Peter Foulger, at the age of eighteen crossed the Atlantic, settling in Massachusetts, where he became a teacher and land surveyor. The Lord eventually led the young man to Newport, Rhode Island, where he heard the gospel preaching of John Clark, and there he was born again. Peter then became burdened for the souls of the natives in the region. He began working with missionary Thomas Mayhew, and by 1694 there were at least two Baptist churches among the Indians in Martha’s Vineyard and Nantucket. Having learned the language of the local natives, Foulger became a negotiator between the settlers and the Indians. On this day in 1673 he was appointed as “clira” of the Courts.
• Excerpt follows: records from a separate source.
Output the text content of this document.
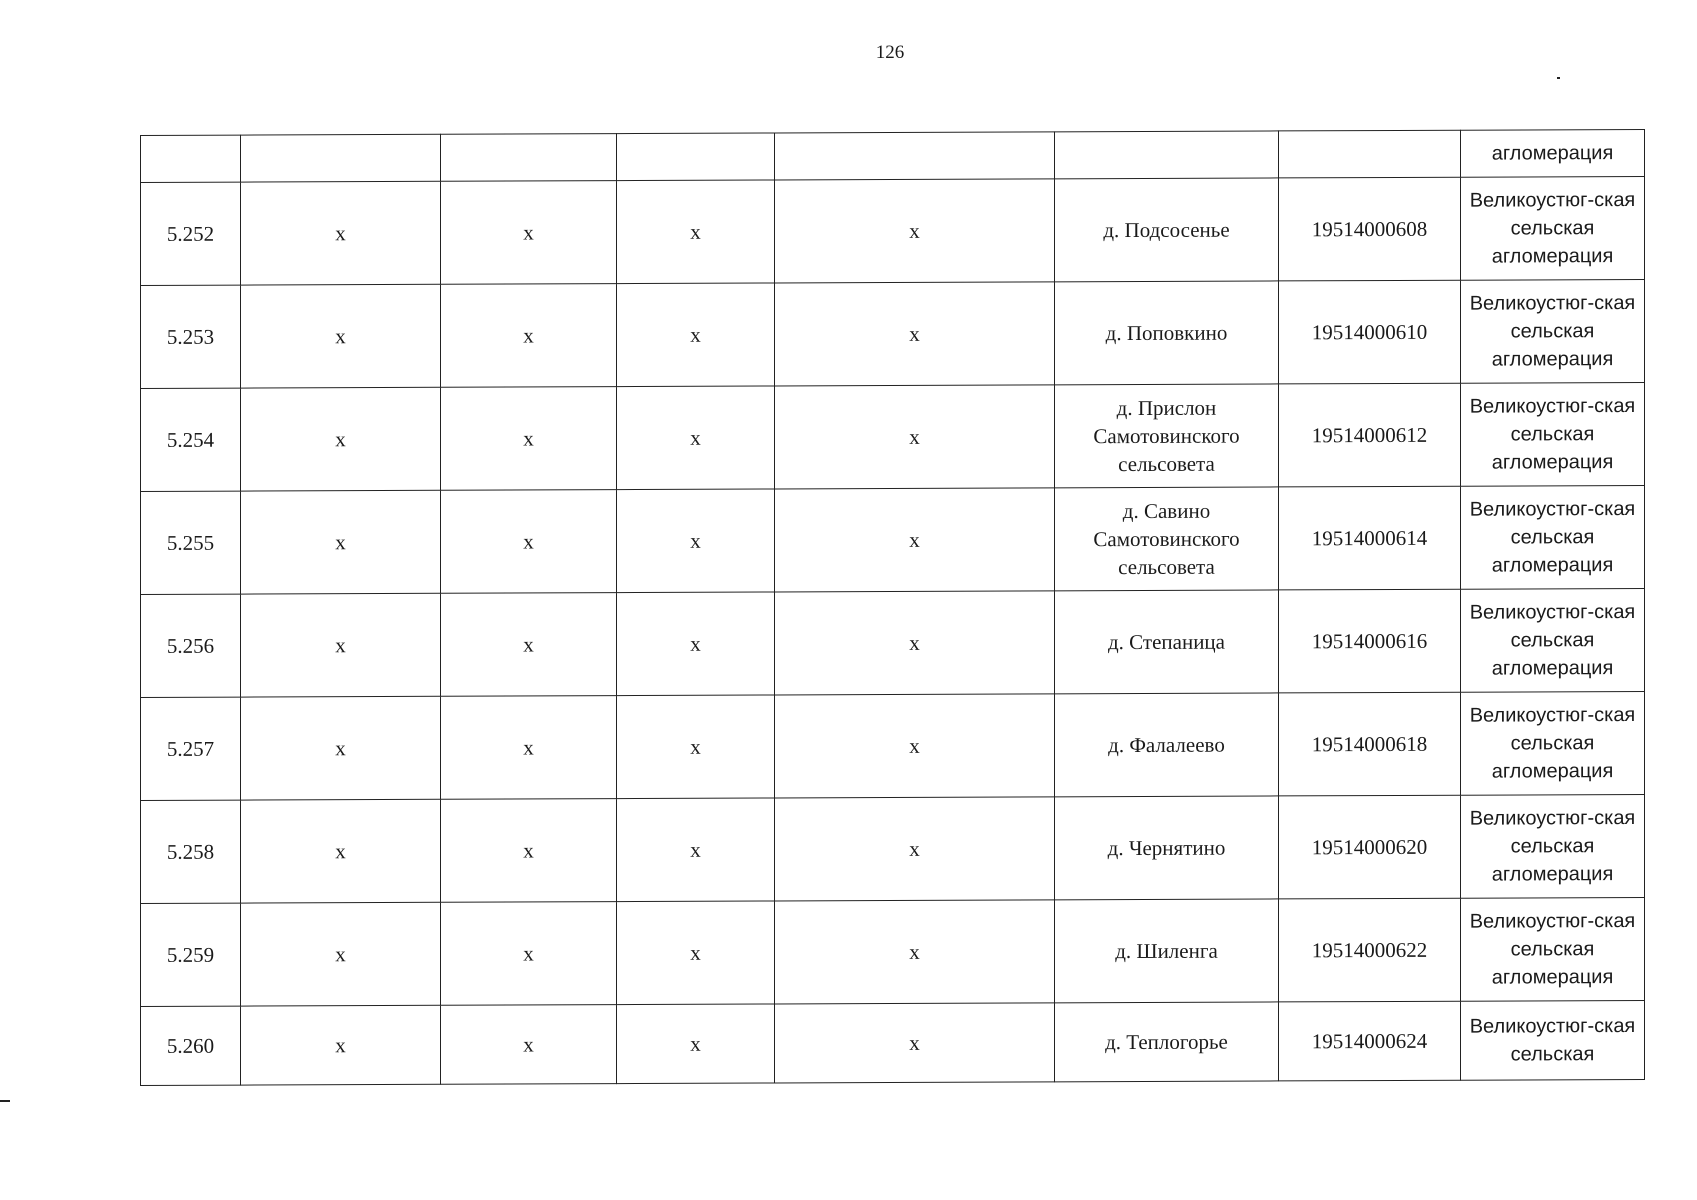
126
							агломерация
5.252	x	x	x	x	д. Подсосенье	19514000608	Великоустюг-ская сельская агломерация
5.253	x	x	x	x	д. Поповкино	19514000610	Великоустюг-ская сельская агломерация
5.254	x	x	x	x	д. Прислон Самотовинского сельсовета	19514000612	Великоустюг-ская сельская агломерация
5.255	x	x	x	x	д. Савино Самотовинского сельсовета	19514000614	Великоустюг-ская сельская агломерация
5.256	x	x	x	x	д. Степаница	19514000616	Великоустюг-ская сельская агломерация
5.257	x	x	x	x	д. Фалалеево	19514000618	Великоустюг-ская сельская агломерация
5.258	x	x	x	x	д. Чернятино	19514000620	Великоустюг-ская сельская агломерация
5.259	x	x	x	x	д. Шиленга	19514000622	Великоустюг-ская сельская агломерация
5.260	x	x	x	x	д. Теплогорье	19514000624	Великоустюг-ская сельская
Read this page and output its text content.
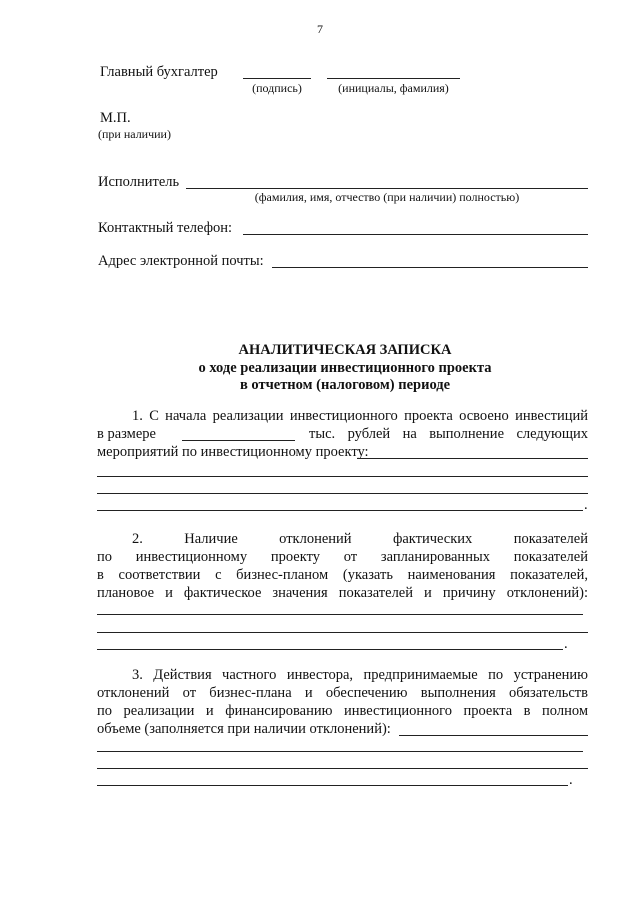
7
Главный бухгалтер
(подпись)	(инициалы, фамилия)
М.П.
(при наличии)
Исполнитель
(фамилия, имя, отчество (при наличии) полностью)
Контактный телефон:
Адрес электронной почты:
АНАЛИТИЧЕСКАЯ ЗАПИСКА
о ходе реализации инвестиционного проекта
в отчетном (налоговом) периоде
1. С начала реализации инвестиционного проекта освоено инвестиций
в размере	тыс. рублей на выполнение следующих
мероприятий по инвестиционному проекту:
.
2.	Наличие	отклонений	фактических	показателей
по инвестиционному проекту от запланированных показателей
в соответствии с бизнес-планом (указать наименования показателей,
плановое и фактическое значения показателей и причину отклонений):
.
3. Действия частного инвестора, предпринимаемые по устранению
отклонений от бизнес-плана и обеспечению выполнения обязательств
по реализации и финансированию инвестиционного проекта в полном
объеме (заполняется при наличии отклонений):
.
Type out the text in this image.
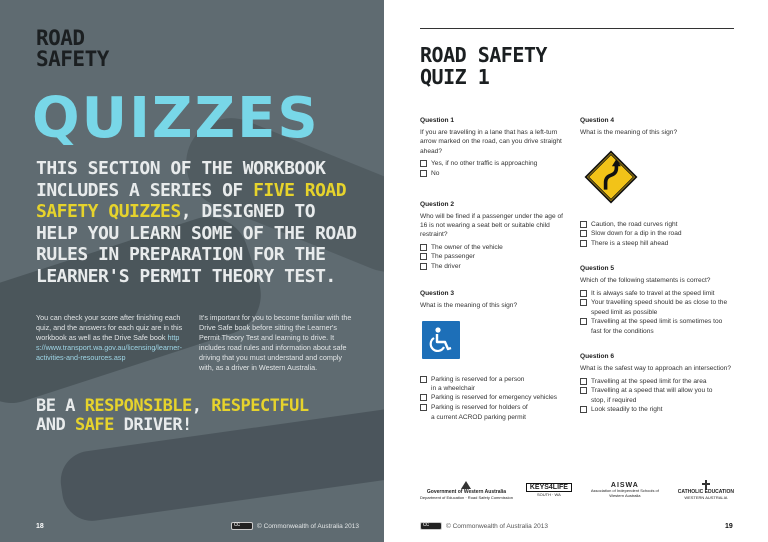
ROAD
SAFETY
QUIZZES
THIS SECTION OF THE WORKBOOK INCLUDES A SERIES OF FIVE ROAD SAFETY QUIZZES, DESIGNED TO HELP YOU LEARN SOME OF THE ROAD RULES IN PREPARATION FOR THE LEARNER'S PERMIT THEORY TEST.
You can check your score after finishing each quiz, and the answers for each quiz are in this workbook as well as the Drive Safe book https://www.transport.wa.gov.au/licensing/learner-activities-and-resources.asp
It's important for you to become familiar with the Drive Safe book before sitting the Learner's Permit Theory Test and learning to drive. It includes road rules and information about safe driving that you must understand and comply with, as a driver in Western Australia.
BE A RESPONSIBLE, RESPECTFUL
AND SAFE DRIVER!
18
cc	© Commonwealth of Australia 2013
ROAD SAFETY
QUIZ 1
Question 1
If you are travelling in a lane that has a left-turn arrow marked on the road, can you drive straight ahead?
Yes, if no other traffic is approaching
No
Question 2
Who will be fined if a passenger under the age of 16 is not wearing a seat belt or suitable child restraint?
The owner of the vehicle
The passenger
The driver
Question 3
What is the meaning of this sign?
Parking is reserved for a person
in a wheelchair
Parking is reserved for emergency vehicles
Parking is reserved for holders of
a current ACROD parking permit
Question 4
What is the meaning of this sign?
Caution, the road curves right
Slow down for a dip in the road
There is a steep hill ahead
Question 5
Which of the following statements is correct?
It is always safe to travel at the speed limit
Your travelling speed should be as close to the
speed limit as possible
Travelling at the speed limit is sometimes too
fast for the conditions
Question 6
What is the safest way to approach an intersection?
Travelling at the speed limit for the area
Travelling at a speed that will allow you to
stop, if required
Look steadily to the right
Government of Western Australia
Department of Education · Road Safety Commission
KEYS4LIFE
SOUTH · WA
AISWA
Association of Independent Schools of Western Australia	CATHOLIC EDUCATION
WESTERN AUSTRALIA
cc
© Commonwealth of Australia 2013	19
As a Baptist and familiar with persecution, Brother Foulger learned to oppose any and all forms of religious intolerance, and in 1676 he wrote the book, “A Looking Glass for the Times.” Years later, famous Benjamin Franklin, the publisher of “Poor Richard’s Almanac,” described Foulger’s book as a defense of liberty of conscience in “homespun verse, written with a good deal of decent plainness and manly freedom.”
Oh, and by the way, Peter Foulger was the grandfather of that same Benjamin Franklin. Sadly, as far as we know today, one of those men is in Heaven while the other is not.